Con l'armistizio del 24 Giugno, l'Italia ottenne dalla Francia solo la smilitarizzazione di un ristretto territorio in Europa e in Africa, oltre la possibilità di usare il porto di Gibuti nella Somalia francese. La facile avventura si era trasformata in una cocente umiliazione e, a poco a poco, in un gioco pericoloso da cui era impossibile staccarsi. Il disegno della "guerra parallela" cominciava a mostrare le sue crepe. Le tragedie successive l'avrebbero fatto crollare totalmente.
La Marina sotto tiro. Le difficoltà in Libia. La perdita dell'Etiopia.
Lunga fila di prigionieri italiani in marcia verso Sidi El Barrani. La catastrofica campagna di Libia del 1940-41 mise a nudo tutte le pecche dell'esercito italiano nella Seconda Guerra Mondiale.

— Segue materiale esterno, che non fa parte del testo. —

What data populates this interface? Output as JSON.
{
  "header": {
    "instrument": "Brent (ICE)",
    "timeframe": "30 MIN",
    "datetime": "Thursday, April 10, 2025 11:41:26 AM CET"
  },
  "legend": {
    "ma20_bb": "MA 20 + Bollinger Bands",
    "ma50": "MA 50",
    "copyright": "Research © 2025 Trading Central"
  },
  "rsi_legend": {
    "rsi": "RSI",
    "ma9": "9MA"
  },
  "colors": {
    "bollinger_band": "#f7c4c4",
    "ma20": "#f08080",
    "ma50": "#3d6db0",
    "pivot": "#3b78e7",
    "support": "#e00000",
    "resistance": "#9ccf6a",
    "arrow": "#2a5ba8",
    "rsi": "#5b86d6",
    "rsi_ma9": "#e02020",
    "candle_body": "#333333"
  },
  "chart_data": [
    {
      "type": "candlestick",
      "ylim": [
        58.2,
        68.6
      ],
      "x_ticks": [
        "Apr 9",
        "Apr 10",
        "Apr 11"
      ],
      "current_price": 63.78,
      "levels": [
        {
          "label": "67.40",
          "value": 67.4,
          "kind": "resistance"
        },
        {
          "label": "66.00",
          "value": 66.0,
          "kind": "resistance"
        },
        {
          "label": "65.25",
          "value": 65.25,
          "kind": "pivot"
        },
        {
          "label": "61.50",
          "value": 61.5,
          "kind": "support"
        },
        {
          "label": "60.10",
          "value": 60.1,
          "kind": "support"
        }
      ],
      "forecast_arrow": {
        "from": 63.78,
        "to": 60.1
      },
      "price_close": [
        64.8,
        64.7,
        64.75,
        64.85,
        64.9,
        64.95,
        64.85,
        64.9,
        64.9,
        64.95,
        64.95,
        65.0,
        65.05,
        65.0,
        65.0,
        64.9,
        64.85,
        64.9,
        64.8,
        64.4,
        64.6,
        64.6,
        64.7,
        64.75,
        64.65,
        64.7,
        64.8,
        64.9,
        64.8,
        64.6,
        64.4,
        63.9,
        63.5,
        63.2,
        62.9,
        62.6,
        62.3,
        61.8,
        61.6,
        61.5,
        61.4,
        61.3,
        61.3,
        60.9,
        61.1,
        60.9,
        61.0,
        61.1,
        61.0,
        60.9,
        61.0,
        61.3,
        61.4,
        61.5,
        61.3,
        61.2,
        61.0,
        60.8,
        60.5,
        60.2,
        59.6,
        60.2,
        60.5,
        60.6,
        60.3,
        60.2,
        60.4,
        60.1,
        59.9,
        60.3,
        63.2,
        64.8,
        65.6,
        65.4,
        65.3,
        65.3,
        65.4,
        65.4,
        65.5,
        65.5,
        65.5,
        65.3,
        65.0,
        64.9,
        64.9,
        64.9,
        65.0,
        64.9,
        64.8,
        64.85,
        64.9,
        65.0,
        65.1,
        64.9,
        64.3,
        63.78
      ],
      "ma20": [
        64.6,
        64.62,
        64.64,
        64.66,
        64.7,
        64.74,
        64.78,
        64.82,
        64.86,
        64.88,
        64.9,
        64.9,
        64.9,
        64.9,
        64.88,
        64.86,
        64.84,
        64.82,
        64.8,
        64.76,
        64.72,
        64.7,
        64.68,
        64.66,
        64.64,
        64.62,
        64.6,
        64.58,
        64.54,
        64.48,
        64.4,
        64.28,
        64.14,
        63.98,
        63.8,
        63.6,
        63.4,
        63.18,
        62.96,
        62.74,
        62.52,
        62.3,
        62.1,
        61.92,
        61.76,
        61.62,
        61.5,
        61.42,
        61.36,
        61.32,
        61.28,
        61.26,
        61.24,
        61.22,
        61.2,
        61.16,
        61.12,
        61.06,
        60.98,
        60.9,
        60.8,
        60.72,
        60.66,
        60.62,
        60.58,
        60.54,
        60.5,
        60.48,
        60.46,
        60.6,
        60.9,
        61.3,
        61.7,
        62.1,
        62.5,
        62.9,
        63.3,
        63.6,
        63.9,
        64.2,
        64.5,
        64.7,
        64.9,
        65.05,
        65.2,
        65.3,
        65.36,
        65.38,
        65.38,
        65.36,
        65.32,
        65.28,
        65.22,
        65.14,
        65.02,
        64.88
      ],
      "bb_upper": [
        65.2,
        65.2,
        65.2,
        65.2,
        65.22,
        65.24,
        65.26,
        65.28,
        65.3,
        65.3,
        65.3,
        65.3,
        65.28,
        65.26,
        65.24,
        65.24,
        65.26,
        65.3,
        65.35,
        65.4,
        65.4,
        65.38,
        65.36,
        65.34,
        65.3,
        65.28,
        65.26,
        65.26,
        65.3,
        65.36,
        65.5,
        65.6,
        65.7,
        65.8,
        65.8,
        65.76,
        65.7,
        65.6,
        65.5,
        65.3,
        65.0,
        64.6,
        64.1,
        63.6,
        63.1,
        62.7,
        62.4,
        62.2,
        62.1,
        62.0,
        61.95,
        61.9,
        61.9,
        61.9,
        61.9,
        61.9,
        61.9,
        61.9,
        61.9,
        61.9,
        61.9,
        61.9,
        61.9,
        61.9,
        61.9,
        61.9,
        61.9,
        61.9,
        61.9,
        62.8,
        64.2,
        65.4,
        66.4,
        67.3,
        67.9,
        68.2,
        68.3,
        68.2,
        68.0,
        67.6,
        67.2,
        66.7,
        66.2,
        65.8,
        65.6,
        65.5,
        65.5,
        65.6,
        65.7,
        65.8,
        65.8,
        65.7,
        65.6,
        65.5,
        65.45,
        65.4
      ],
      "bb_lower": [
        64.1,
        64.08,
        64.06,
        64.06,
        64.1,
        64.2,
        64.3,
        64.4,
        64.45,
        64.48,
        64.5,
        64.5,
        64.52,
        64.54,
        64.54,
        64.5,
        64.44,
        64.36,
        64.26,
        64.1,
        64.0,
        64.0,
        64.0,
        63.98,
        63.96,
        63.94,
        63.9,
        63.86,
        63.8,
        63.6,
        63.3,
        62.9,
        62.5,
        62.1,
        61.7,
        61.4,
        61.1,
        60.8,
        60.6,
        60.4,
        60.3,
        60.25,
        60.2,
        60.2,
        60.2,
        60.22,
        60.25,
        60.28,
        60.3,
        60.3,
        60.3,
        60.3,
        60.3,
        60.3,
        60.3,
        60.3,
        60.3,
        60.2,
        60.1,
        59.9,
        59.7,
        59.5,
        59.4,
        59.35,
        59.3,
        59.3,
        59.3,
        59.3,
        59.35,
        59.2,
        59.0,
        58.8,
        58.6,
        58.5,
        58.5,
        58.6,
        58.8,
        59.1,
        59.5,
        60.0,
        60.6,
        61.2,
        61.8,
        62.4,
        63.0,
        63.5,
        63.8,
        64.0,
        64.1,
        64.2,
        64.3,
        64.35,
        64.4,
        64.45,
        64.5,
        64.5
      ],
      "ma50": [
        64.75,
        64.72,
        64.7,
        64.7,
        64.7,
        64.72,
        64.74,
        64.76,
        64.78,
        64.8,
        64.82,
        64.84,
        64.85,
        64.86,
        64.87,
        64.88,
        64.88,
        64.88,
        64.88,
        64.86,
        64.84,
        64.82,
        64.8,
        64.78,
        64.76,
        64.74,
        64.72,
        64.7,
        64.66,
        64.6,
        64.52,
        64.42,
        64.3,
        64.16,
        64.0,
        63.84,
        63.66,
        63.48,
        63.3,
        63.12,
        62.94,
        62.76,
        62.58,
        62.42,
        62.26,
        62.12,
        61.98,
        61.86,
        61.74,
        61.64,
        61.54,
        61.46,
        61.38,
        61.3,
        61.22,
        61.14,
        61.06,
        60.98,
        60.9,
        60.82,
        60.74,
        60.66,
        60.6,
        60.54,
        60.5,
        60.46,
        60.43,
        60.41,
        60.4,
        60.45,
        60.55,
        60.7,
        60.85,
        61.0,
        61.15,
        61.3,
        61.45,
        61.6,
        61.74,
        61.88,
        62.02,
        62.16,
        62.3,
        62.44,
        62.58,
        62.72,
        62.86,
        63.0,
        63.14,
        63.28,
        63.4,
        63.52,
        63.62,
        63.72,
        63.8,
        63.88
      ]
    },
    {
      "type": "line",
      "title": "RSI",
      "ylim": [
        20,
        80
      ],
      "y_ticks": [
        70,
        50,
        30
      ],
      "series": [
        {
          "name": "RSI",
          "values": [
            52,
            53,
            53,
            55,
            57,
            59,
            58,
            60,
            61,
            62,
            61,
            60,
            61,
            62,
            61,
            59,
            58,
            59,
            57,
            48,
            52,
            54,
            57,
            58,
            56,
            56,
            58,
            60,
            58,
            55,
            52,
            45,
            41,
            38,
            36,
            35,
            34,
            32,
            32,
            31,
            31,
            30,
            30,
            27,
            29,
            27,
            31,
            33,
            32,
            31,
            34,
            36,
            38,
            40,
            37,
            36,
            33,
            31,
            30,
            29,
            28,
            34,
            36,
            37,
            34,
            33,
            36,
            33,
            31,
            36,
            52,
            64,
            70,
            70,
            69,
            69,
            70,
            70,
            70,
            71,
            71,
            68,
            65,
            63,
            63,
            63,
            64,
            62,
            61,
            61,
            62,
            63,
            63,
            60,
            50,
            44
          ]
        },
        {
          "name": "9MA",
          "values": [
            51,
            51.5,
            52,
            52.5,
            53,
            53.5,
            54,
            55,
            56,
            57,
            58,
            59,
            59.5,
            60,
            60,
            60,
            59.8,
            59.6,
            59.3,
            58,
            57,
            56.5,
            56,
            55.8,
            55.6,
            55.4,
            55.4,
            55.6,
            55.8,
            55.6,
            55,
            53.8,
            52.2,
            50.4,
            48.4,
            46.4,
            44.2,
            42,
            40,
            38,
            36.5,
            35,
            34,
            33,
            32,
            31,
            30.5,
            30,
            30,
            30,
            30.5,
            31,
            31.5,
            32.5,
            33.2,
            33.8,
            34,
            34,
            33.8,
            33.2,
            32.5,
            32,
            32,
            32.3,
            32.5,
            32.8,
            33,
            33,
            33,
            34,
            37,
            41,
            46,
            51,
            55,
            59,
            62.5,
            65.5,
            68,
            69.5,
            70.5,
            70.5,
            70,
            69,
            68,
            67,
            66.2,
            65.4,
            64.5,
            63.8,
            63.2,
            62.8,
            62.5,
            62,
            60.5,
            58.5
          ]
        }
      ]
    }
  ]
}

Approfittando delle incertezze dei vertici politici e militari italiani, gli Inglesi presero l'iniziativa. Già il 14 Giugno si verificarono sporadici bombardamenti aerei su diverse città, tra cui Genova e Torino. Si ebbero così le prime vittime tra la popolazione civile, terrorizzata e attonita di fronte a queste azioni inattese. Tali incursioni mostrarono inoltre le gravi carenze del sistema italiano di contraerea, antiquato e disorganizzato.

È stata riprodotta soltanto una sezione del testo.